The DDX will reference the data part using an XML element with the name blob. The blob element will have an attribute href that will contain the value of the data part's Content-Id headers (<> in the example above). Be sure to read the information about Adding the Data element. NB: The existing code for DAP3.2 does not use this. Instead it implements the <blob> element described here.
- Could this be an entry point to a really easy mechanism for asynchronous (delayed) responses?
- This might be implemented by altering the dap:blob element (or element). Currently we propose using an href attribute to hold the content ID for the MIME part that holds the data:
<dap:blob href="cid:someUUID" />
- We might consider allowing an alternate representation:
<dap:blob
xlink:href="http://the.server/location/where/you/can/get/the/binary/part"
xlink:type="simple"
available="TimeItWillBeAvailableInSomeISOFormat"
/>
- That would indicate to the user that the content will be available asynchronously.

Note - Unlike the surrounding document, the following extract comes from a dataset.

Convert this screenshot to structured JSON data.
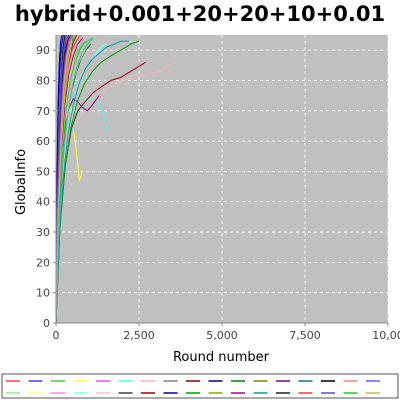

--ndp 12:42, 30 March 2010 (PDT)
Roberto's suggestion regarding HTTP headers
This succinct suggestion for adding support to asynchronous responses came from Roberto De Almeida (roberto at dealmeida.net):
My suggestion would be to return a 202 Accepted (http://www.w3.org/Protocols/rfc2616/rfc2616-sec10.html#sec10.2.3) response with a "Location:" header pointing to a unique URL. Accessing the new URL should return either a 404 Not found if the response is not ready; 200 OK if it is; and 410 Gone if it has been generated and deleted after some time.
Comment: jimg 18:47, 22 January 2009 (PST) This effectively factors the issue out of DAP; how asynchronous behavior will be handled is dependent on the transport protocol. I think that's essentially correct. For example, SOAP has an asynchronous mode and DAP over SOAP should use that, not some DAP-specific hack.
Resolution
As with the protocol resolution, I think that it's best to combine the two techniques. We should modify the (or <blob>) element so that it can indicate that the response has to be obtained from somewhere else and/or at a later time. But we should also leverage HTTP and use the 202/404/410 response codes and Location: header.
Choosing values for the DataDDX Content-Ids and Boundaries
We would like the software that builds these DataDDX responses to be compatible with as many different transport protocols as possible, so long as the cost to the implementation for which we know we must support is low. One thing that some transport protocols may do is combine several DataDDX responses into a single document and, while the specifics of that will vary between protocols, one choice we can make now that will facilitate that is to ensure that the values of the Content-Ids and <<boundary>>s are unique within and across systems. This will free software that combines DataDDX responses from having to process the DDX and Content-Id header to ensure that no name collisions are present. While using UUIDs, for example, makes the result values 'ugly', it adds virtually nothing to the time needed to build or process the responses. Other schemes, that combine a URI with some system-generated token could also be employed. The important point is to ensure that these symbols are unique not only within a system, but across systems.
Changes to the encoding of data
There are some issues with the way data values are encoded in DAP2 that we can address now.
- Arrays are prefixed with their sizes, the total number of elements, twice in DAP 2 because of an initial misuse of the xdr library. Now is the time to fix that and have just one copy of the Array size in DAP 4.
- Sequences are encoded in a way that's optimal but which requires fairly complex Constraint expression evaluation. We can reduce the likelihood that servers fail to implement the Selection sub-expression evaluation by simplifying it a bit.
- We can embed tags in the binary data to make it easier to read.